Our team will start to use Git in order to manage binary PowerBi report files. Since the files are binary, two files cannot easily be merged.

Does this mean that if two users work on the same report at the same time, one of the users will push their updated report file to the remote repo first, and the second user will have to discard their changes and start over?

We have previously used Microsoft Team foundation where there is an option to "Disable shared Checkout"- which means that only one person at a time can check out and edit a file.

Is anything similar possible with Git? To me it seems to be contradictive to the distributed nature of Git.

Any ideas how we best deal with this problem when using Git?

CodePudding user response:

Unfortunately, opaque binary files are not well-suited to collaborative editing.

I've seen this in the context of 3D CAD-files.

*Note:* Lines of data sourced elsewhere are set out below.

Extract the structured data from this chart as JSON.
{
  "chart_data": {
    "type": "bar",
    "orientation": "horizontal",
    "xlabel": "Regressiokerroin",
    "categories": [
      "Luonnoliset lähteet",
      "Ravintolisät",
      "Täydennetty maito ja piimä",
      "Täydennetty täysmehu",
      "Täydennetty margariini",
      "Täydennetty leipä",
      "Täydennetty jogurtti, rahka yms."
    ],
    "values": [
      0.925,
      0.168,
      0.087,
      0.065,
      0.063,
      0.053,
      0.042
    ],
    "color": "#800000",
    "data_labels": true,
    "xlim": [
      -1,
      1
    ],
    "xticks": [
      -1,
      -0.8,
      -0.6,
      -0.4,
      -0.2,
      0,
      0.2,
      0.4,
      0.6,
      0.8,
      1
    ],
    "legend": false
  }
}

Most of the revision control packages in that space only allow one single user at a time to check-out a file for modification.

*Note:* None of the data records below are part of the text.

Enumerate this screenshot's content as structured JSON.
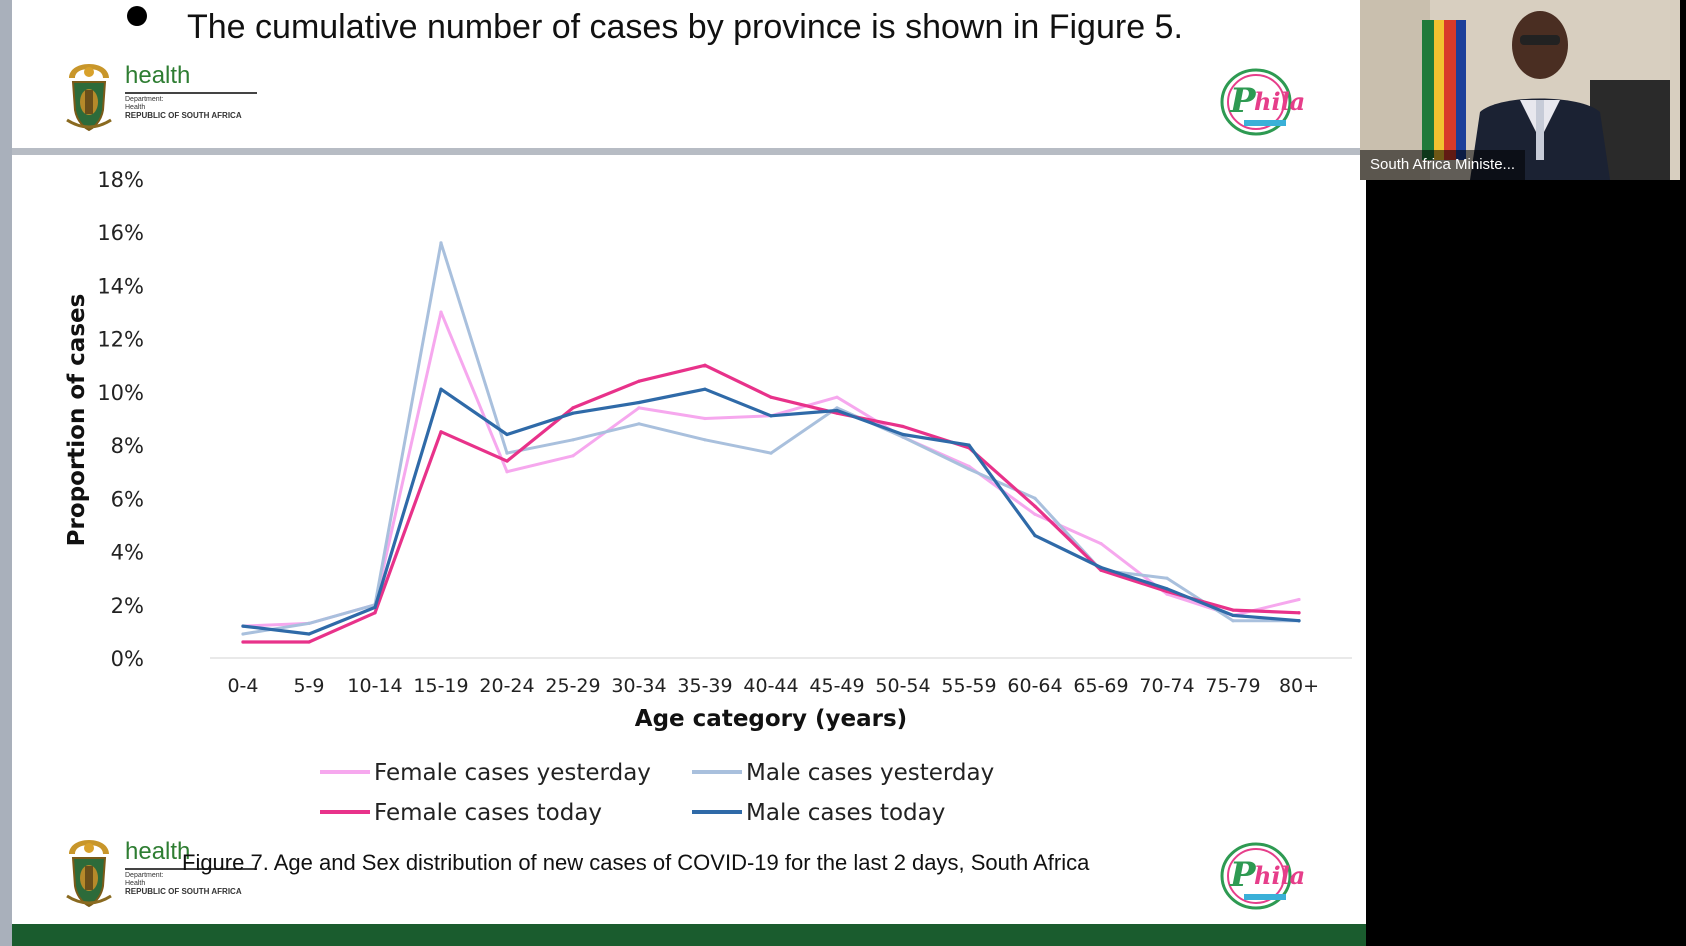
{
  "slide": {
    "bullet_text": "The cumulative number of cases by province is shown in Figure 5.",
    "caption": "Figure 7. Age and Sex distribution of new cases of COVID-19 for the last 2 days, South Africa"
  },
  "logo": {
    "health": "health",
    "dept_line1": "Department:",
    "dept_line2": "Health",
    "dept_line3": "REPUBLIC OF SOUTH AFRICA"
  },
  "video": {
    "participant_name": "South Africa Ministe..."
  },
  "colors": {
    "female_yesterday": "#f6a8ee",
    "male_yesterday": "#a9c0dd",
    "female_today": "#e8328a",
    "male_today": "#2f6aa8",
    "footer_green": "#1a5c2e"
  },
  "chart_data": {
    "type": "line",
    "title": "",
    "xlabel": "Age category (years)",
    "ylabel": "Proportion of cases",
    "ylim": [
      0,
      18
    ],
    "yticks": [
      "0%",
      "2%",
      "4%",
      "6%",
      "8%",
      "10%",
      "12%",
      "14%",
      "16%",
      "18%"
    ],
    "categories": [
      "0-4",
      "5-9",
      "10-14",
      "15-19",
      "20-24",
      "25-29",
      "30-34",
      "35-39",
      "40-44",
      "45-49",
      "50-54",
      "55-59",
      "60-64",
      "65-69",
      "70-74",
      "75-79",
      "80+"
    ],
    "series": [
      {
        "name": "Female cases yesterday",
        "values": [
          1.2,
          1.3,
          2.0,
          13.0,
          7.0,
          7.6,
          9.4,
          9.0,
          9.1,
          9.8,
          8.3,
          7.2,
          5.4,
          4.3,
          2.4,
          1.6,
          2.2
        ]
      },
      {
        "name": "Male cases yesterday",
        "values": [
          0.9,
          1.3,
          2.0,
          15.6,
          7.7,
          8.2,
          8.8,
          8.2,
          7.7,
          9.4,
          8.3,
          7.1,
          6.0,
          3.3,
          3.0,
          1.4,
          1.4
        ]
      },
      {
        "name": "Female cases today",
        "values": [
          0.6,
          0.6,
          1.7,
          8.5,
          7.4,
          9.4,
          10.4,
          11.0,
          9.8,
          9.2,
          8.7,
          7.9,
          5.7,
          3.3,
          2.5,
          1.8,
          1.7
        ]
      },
      {
        "name": "Male cases today",
        "values": [
          1.2,
          0.9,
          1.9,
          10.1,
          8.4,
          9.2,
          9.6,
          10.1,
          9.1,
          9.3,
          8.4,
          8.0,
          4.6,
          3.4,
          2.6,
          1.6,
          1.4
        ]
      }
    ],
    "legend_position": "bottom",
    "grid": false
  }
}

Git (and other distributed RCS) don't work like that. That means that when using git basically the first to push wins, and the rest will have to pull from upstream and redo their work.

It seems that in this case, a centralized revision control system is more appropriate.

CodePudding user response:

You could leverage Git-branching methodology to not completely freeze the remote branch check-in. For instance, you could enforce contributors to create a PR from their forked repositories.

Then some authority persons can pick which binary version is good to be merged, or you have a nice GitHub action with a GitHub bot account which runs test on the binary files and write back on to the PR about the quality of files.

SIDE NOTE -- You could consider using Git LFS, instead of a pure Git repository, because such a binary stored repository can easily reach to uncontrollable size repository. The growth is incremental and the time it takes to clone repository will be slower and slower.